A compreensão de que vários motivos poderiam levar os escravos a fugirem contribuiu para a reflexão sobre os sentidos múltiplos da resistência escrava, assim, não mais envolvida com o ideário da liberdade como o sentido único da fuga e como fim da escravidão. A historiografia mais recente defende que as fugas escravas poderiam ser originadas por variados fatores, como por exemplo, o descumprimento de acordos por parte dos proprietários. Como nos ilustra os autores da obra “Negociação e Conflito”,

Existem em cada escravo ideias claras, baseadas nos costumes e em conquistas individuais, do que seria, digamos, uma dominação aceitável. As medidas, é claro, baseados nos costumes e em conquistas individuais, do que seria, digamos, uma dominação aceitável. As medidas, é claro, sofrerão variáveis sensíveis, conforme passemos de um africano recém-chegado a um crioulo ou mulato acostumado ao clima da terra. De qualquer maneira, a quebra desse padrão, desse modus vivendi, joga, frequentemente, grandes grupos à decisão de revolta. (REIS; SILVA, 1989, p. 67).

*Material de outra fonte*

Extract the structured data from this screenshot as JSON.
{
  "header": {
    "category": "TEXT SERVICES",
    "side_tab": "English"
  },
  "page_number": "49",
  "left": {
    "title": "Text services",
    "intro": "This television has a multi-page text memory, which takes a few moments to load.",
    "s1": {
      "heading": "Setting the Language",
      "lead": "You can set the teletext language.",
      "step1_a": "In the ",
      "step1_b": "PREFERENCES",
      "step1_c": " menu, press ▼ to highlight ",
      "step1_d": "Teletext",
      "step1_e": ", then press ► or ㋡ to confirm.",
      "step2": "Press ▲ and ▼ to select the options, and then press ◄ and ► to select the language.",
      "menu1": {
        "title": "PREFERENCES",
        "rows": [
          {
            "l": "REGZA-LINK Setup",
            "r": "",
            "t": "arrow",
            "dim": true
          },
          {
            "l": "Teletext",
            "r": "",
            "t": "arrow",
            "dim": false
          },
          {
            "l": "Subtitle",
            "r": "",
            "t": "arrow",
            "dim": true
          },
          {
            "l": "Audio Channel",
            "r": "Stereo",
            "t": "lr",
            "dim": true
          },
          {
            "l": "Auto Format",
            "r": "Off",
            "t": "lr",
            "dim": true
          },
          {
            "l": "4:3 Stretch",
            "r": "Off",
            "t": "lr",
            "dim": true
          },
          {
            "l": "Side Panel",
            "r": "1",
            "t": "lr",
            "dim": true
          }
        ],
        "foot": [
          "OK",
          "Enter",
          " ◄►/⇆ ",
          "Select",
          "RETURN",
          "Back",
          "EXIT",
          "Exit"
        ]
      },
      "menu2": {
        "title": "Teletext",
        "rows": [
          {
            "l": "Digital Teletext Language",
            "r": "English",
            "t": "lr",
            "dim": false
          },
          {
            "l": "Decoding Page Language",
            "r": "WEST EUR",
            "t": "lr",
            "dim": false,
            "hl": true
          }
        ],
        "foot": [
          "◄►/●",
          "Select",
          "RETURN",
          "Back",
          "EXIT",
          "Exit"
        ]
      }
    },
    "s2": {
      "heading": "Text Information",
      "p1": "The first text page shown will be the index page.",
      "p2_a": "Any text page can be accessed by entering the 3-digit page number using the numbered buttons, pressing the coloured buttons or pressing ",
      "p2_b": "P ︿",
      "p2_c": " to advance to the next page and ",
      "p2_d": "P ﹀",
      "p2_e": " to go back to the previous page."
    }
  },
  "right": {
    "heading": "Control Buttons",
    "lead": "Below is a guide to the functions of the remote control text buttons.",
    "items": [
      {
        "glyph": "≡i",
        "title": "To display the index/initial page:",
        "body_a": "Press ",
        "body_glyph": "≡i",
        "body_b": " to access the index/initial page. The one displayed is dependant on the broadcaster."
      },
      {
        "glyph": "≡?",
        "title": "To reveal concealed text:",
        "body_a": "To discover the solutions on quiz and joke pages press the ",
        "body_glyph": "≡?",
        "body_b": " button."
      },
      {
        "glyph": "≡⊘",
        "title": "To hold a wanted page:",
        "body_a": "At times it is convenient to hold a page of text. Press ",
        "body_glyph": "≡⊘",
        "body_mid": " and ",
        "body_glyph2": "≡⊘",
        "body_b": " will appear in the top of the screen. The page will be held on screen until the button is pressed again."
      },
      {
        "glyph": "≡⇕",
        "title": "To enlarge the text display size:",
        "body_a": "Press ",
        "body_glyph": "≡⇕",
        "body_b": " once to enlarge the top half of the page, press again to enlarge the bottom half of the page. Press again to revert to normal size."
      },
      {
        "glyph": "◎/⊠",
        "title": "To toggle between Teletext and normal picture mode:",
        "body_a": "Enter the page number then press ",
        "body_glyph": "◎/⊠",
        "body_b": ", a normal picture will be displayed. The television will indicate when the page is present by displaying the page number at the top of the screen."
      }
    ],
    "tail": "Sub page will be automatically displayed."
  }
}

Nessa perspectiva, concordamos com Florentino e Amantino (2012, p. 241) que, apoiados em trabalhos historiográficos hodiernos, defendem que a resistência escrava estava associada à noção de liberdade que não necessariamente rompiam com a legitimidade do regime escravista; “aspirava-se a ser livre por certo, mas o conteúdo dessa liberdade remetia para o ideal de reprodução [...] de trabalhadores que pudessem controlar seu tempo e suas atividades”. Deste modo, as formas de resistirem ao sistema escravista convergiam para ganhos pessoais, ou para familiares, privilégios no trabalho, folgas, o que significava a ampliação do espaço de autonomia dos escravos.

A partir da percepção dos autores Florentino e Amantino (2012, p. 237), para quem a fuga escrava é um “ato extremo no campo da política, cuja simples possibilidade apontava para os limites do domínio privado do senhor e garantia ao escravo algum espaço para a negociação de demandas”, subsidiamos nosso entendimento de que a fuga, independente de sua modalidade ou de sua motivação, causou sérios danos aos proprietários de escravos, levando assim à publicação de anúncios de jornais, ações policiais e processos judiciais, causando sérias preocupações na classe senhorial, porque, justamente, colocava em xeque um dos pilares do escravismo: a dominação pessoal exercida pelo senhor sobre o escravo.